Analysis: The assessees were primary agricultural credit societies registered under the Kerala Co-operative Societies Act, 1969, and the jurisdictional High Court precedent in Chirakkal had held that such societies, once so registered and classified by the competent authority, were entitled to the benefit of section 80P. The Tribunal examined the Revenue's reliance on Citizens Co-operative Society Ltd. and held that that decision turned on its own facts, where deposits and lending were linked to nominal members treated as non-members in that statutory context and the activity was found to be in the nature of banking. The Tribunal further noted that under the Kerala Co-operative Societies Act, nominal members are included within the definition of member, and therefore the factual foundation of Citizens Co-operative Society Ltd. did not match the present cases. It also held that the authorities under the Income-tax Act could not reopen the statutory classification of the assessees as primary agricultural credit societies in the face of the competent authority's certification and the applicable banking-law framework.

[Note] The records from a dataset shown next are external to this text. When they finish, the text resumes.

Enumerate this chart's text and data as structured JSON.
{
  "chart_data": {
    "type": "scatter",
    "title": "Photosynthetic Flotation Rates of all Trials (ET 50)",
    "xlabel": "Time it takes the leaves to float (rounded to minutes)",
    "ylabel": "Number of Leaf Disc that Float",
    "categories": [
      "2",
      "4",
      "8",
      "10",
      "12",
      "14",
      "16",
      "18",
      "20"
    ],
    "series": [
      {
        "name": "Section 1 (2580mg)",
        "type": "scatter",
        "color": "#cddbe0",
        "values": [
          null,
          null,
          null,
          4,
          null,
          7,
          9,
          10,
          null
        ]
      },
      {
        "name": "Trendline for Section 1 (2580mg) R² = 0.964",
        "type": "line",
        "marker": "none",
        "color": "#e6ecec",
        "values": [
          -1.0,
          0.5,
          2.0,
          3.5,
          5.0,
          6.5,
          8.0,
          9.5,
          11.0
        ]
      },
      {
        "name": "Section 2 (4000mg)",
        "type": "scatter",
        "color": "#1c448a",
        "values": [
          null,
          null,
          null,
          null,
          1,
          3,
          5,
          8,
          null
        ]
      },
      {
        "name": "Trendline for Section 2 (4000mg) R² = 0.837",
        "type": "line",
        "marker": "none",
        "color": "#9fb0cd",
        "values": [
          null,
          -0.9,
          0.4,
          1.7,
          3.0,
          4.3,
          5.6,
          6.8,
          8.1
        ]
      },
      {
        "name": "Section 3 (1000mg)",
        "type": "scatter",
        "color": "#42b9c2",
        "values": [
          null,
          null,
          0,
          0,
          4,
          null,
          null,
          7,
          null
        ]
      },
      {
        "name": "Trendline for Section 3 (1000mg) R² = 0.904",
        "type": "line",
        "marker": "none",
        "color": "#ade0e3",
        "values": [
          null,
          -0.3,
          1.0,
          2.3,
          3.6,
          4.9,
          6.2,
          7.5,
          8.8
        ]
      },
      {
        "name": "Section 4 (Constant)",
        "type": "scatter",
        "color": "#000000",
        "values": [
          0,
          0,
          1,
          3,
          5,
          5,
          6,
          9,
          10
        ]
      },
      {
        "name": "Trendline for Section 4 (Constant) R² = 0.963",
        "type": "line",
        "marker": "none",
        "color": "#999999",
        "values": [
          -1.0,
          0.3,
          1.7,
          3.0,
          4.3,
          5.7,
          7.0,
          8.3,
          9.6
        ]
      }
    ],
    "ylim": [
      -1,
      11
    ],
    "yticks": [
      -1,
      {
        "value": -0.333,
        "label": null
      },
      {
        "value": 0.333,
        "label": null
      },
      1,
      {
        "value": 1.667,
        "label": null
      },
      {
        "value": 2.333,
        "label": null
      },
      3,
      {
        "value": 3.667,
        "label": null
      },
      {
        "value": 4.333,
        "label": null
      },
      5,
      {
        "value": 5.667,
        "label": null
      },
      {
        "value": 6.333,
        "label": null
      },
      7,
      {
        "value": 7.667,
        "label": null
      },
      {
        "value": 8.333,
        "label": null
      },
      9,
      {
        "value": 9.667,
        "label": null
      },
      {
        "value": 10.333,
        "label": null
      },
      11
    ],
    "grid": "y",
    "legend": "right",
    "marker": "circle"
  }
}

Conclusion: The assessees were entitled to deduction under section 80P(2)(a)(i), and the Revenue's challenge failed.
Ratio Decidendi: A primary agricultural credit society registered and classified under the State co-operative law is entitled to deduction under section 80P(2)(a)(i), and a precedent denying deduction on different facts involving non-member or nominal-member banking activity does not displace that entitlement.